Finland Announces National Guidelines for Post-Quantum Cryptography

Finland’s National Cryptography Working Group issues guidelines for post-quantum cryptography adoption, effective January 2026, to ensure quantum-safe key exchange and digital signatures.

Current classical public-key cryptographic methods are vulnerable to powerful quantum computing, and therefore multiple international projects are underway to standardize quantum-secure algorithms (PQC, post-quantum cryptography). Finland’s national cryptography working group has adopted the following guidelines regarding national cryptographic product evaluations starting 1 January 2026.

The national cryptography working group has adopted the following guidelines for national cryptographic product evaluations:

From 1 January 2026 onwards, the use of quantum-secure key encapsulation methods (PQC KEM) will be required in products submitted for evaluation. In addition, the use of hybrid methods in key establishment is strongly recommended. This means combining a PQC KEM algorithm with a classical key exchange method, which can be implemented according to widely used standards. The relevant standards are at the time of writing still in draft stage, and thus guidance on hybrid methods – especially on how to combine keys from different methods – will be refined later.
From 1 January 2026 onwards, products submitted for evaluation must use quantum-secure signature algorithms – or provide documentation explaining how quantum security risks are addressed in the product. The use of hybrid methods is recommended. For signatures, hybridization can be simply implemented by concatenating the signatures produced by different algorithms and requiring that all component signatures validate, so that the hybrid signature is accepted. As with key establishments, standardization of hybrid signature methods is still in progress, and more detailed guidance will be offered later.

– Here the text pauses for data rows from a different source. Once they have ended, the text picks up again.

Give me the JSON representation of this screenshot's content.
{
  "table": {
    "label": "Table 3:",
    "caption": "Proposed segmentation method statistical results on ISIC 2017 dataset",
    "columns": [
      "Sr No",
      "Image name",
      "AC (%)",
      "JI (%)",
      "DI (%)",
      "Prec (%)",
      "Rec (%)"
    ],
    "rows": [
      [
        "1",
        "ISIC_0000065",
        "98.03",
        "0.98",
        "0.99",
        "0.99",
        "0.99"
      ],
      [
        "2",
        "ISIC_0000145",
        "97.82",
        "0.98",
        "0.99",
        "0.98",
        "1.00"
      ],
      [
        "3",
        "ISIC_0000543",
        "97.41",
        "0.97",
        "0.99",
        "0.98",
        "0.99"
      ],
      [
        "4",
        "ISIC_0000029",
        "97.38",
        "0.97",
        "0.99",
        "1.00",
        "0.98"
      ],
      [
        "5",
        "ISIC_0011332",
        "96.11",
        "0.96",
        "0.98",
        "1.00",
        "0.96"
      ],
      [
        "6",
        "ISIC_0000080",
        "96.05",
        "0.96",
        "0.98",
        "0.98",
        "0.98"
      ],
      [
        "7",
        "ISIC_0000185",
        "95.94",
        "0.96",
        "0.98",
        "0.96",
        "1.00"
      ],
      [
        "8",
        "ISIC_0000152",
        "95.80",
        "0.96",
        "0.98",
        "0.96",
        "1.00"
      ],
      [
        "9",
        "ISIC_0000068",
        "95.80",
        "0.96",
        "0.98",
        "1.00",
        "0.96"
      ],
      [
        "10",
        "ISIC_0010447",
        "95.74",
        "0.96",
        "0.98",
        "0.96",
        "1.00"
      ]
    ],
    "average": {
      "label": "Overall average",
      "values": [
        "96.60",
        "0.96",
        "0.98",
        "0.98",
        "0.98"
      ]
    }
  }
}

Furthermore, the national cryptography working group recommends that the national PQC transition is carried out in accordance with the timelines proposed by the European Union:

In high-risk systems (i.e. those under a “harvest-now-decrypt-later” threat), symmetric key generation methods and software / system update authentication methods should be made quantum-secure by 2030.
All public-key methods should be quantum-secure by 2035.